We tell stories all the time about relational aspects of our daily lives—the guy who cut us off in traffic, the nice lady who let us go ahead of her in the grocery store checkout line because we had fewer items, the neighbor who cut our grass because he had extra time on his hands, or the coworker who treats his wife like dirt and thinks nobody notices. These stories often contain heroes, villains, and something about the competition between the two.
Normal People tell stories that accurately reflect reality and can admit—though perhaps reluctantly—to personal wrongness when such is the case. But in the stories Drama People tell, they’re always on the side of the angels. They have no compunctions about rearranging the elements of a storyline to make themselves the good guys locked in battle with bad guys.
As American memoirist, Patricia Hampl wrote, “I Could Tell You Stories.” Let me tell you one such story.
In 1988, Walter McMillian, a black man from Monroeville, Alabama was accused of murdering a white woman who worked in the town’s dry cleaners. For reasons that were almost certainly racially motivated, he was tried and convicted of murder despite scant evidence and what was later determined to be coerced and perjured testimony. Despite the jury’s initial sentence of life imprisonment, the judge in the case—under an arrangement called “judicial override”—sentenced McMillian instead to death, and he spent the next six years on Alabama’s death row.
The recently released movie, Just Mercy, recounts the story of how McMillian’s case was taken up by Harvard educated attorney, Bryan Stevenson, who had moved to Alabama to found the Equal Justice Initiative, an organization that provides legal representation for prisoners who may have been wrongly convicted. Through Stevenson’s relentless and heroic efforts, McMillian was proven innocent, his case was eventually overturned by Alabama’s Court of Criminal Appeals, and he was cleared of all charges.
After his exoneration and release, McMillian was interviewed about his years on death row and he made this statement: “It’s rough on you when you’re guilty but worse when you’re innocent.” Yes, he was set free but bore the scars of that experience for the rest of his life.
We’re all familiar with the Ten Commandments, the ninth of which states (in the King James version): “Thou shalt not bear false witness against thy neighbor.” The modern expression of that usually sounds like this: “Thou shalt not lie.” So, if we’re invited to a party we’d rather not attend and decline the invitation by saying, “Oh, I hate that. I already have plans that evening” (but we don’t), we think we’ve broken the ninth commandment.

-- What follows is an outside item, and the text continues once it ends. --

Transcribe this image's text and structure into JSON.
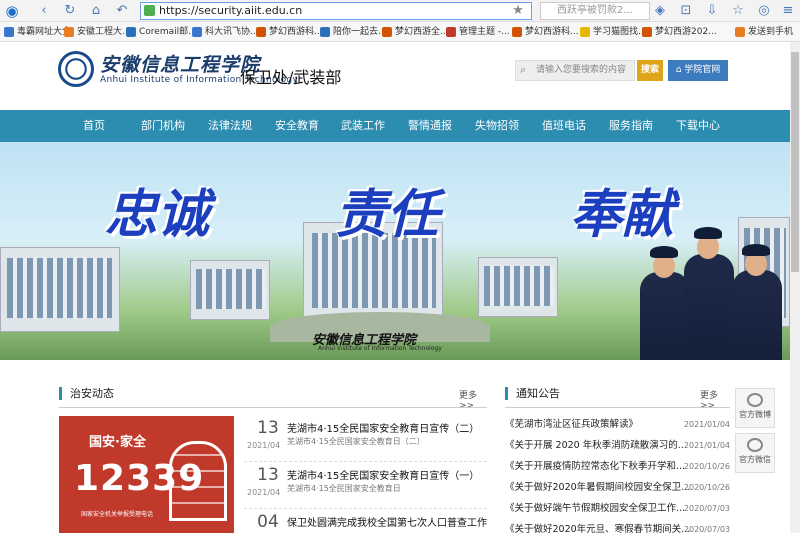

But the likely intent of the prohibition was to prevent something far more sinister—the creation of a false narrative that destroys the standing or reputation of another. A good person is portrayed as bad so the bad person can be seen as good. The ploy is so egregious because once a reputation has been damaged, it’s difficult—and in some cases impossible—to repair.
“The world of the conceptual,” wrote psychologist and author Gregory Lester, “is as dangerous as the physical world. ‘Sticks and stones can break my bones, but words can never hurt me’ is the most precisely inaccurate saying of all time. Words can hurt. Words can kill.”
Words of false portrayal hurt when Drama People engage in their good-bad switch-arounds. Indeed, they almost killed Walter McMillian.
It’s rough on you when you’re guilty but worse when you’re innocent.